Getting it wrong on all accounts


The blogosphere is abuzz about the abandoned book on the Last Messenger’s love life with his younger wife Aisha and how publishers are giving in to Muslim pressure to censure things some may consider derogatory about Islam. What “Islamophobes”like to point out are cases in modern society where they think people have caved in to pressure to forget about the bad things in Islam in order to appease Muslims.  It doesn’t matter that the bad things they try to bring to light are “fallacious representation(s)”  or “anti-Islamic polemic(s) that uses sex and violence to attack the Prophet and his faith”, much like the book in question.

In some cases, however, the publisher got it right. The excuse given for not publishing because of fear of violence is unfortunate but there is a precedent for that concern.  We’ve talked about media manipulation of Muslims’ reactions before at Miscellany; how things are printed or said to get a rise out of Muslims which is then used to show the uncivilized nature of the Muslims, and that’s unfortunate. However, methinks they chose not to print a book that is factually inaccurate, and perhaps their  vetting process pointed that out to them. Perhaps the author can find an irresponsible publisher who will print ANYTHING no matter how wrong it may be, but Random House chose not to!  Here’s why:

In the time before Islam, Abu Bakr married Fatila bint Abdul Uzza,
from whom Abdullah and Asma were born.  Then he married Umm Ruman,
from whom Abdur Rahman and Aisha were born.  These four were born
before Islam.  ‘Abdullah, Asma, ‘Abdur-Rahman, and ‘A’isha were born
before the beginning of the Revelation (i.e, at least 13 years before
the Hijrah).  This is uncontested and well-known to the muslims.

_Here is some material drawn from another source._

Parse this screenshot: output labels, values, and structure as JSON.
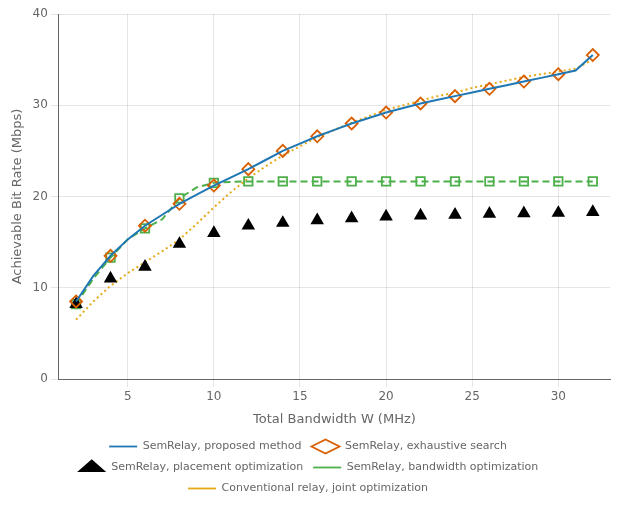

‘A’isha was betrothed to Jubayr ibn Mut’im ibn Adi, before Abu
Bakr accepted Islam in the first year of the Call (12-13 years before
the Hijrah).  This is uncontested.

When Abu Bakr planned to go to Abyssinia during the fifth year of
the Call (8-9 years before the Hijrah), Mut’im broke off the
engagement because Abu Bakr had accepted Islam.  This is uncontested.

‘A’isha remembered the Revelation of a verse known to have been
revealed in the fifth year of the Call or before (i.e., 8-13 years
before the Hijrah).  This is uncontested.

‘A’isha was betrothed to the prophet two years after the death of
Khadijah, or a year before the Hijrah.  This is uncontested.

‘A’isha did not accompany her father and the prophet during the
Hijrah, but arrived in Madinah later, and became sick so that all of
her hair fell out.  This is uncontested.

‘A’isha moved in with the prophet a year or two after the Hijrah,
or two to four years after her betrothal.  This is unclear from the
various reports, which give different time periods, but all are agreed
as to the general time frame.

‘A’isha was widowed in 11h (the 11th year of the Hijrah).  This is
uncontested.

She was a widow for about forty years and died in 50h.  This is
uncontested.

Among the people who report these facts is one Hisham bin Urwa,
the grandson of Asma and ‘A’isha’s grand-nephew, who lived in Madina
for 71 years and then moved to Iraq, who reported that ‘A’isha died in
50h.  This is uncontested.

‘A’isha’s older sister Asma was ten years older than ‘A’isha.
Asma was 27 at the time of the Hijrah, making ‘A’isha 17.  This is
uncontested.  Asma died at the age of 100 in 73h.  23 years earlier,
when ‘A’isha died, Asma was 77.  This is uncontested.  Thus ‘A’isha
was 67 when she died in 50h, seventeen at the time of the Hijrah,
sixteen at the time of her betrothal to the prophet, and nineteen when
she moved in with him.

All of the reports saying that ‘A’isha was six at the time of her
betrothal to the prophet come from Iraq, as do all of the reports that
she was nine when she moved in with the prophet.  There are no reports
of this from Makkah or Madinah.  This is uncontested.  Most of these
reports from Iraq came through Hisham bin Urwa, Asma’s grandson,
mostly from his father.  This is indisputable.

Hisham bin Urwa is said to have reported (1) that ‘A’isha was nine
in the second year of the Hijrah, (2) was widowed in the eleventh year
of the Hijrah, and (3) died in the fiftieth year of the Hijrah ~ when
his grandmother, ten years older than his great aunt ‘A’isha, was 77.

The same person who said ‘A’isha was nine in 2h also said she was
67 in 50h.

So the only reports that ‘A’isha was six, or nine, come from
someone who also reports that she had to be sixteen when betrothed,
and nineteen when she moved in with the prophet.

And every other report showing her to be much older than six is
uncontested and considered reliable, while Hisham’s reports from Iraq
are considered unreliable for obvious reasons.

Of course not many people know about this and those that do choose to ignore or debate it, but what do you do with people who argue against facts?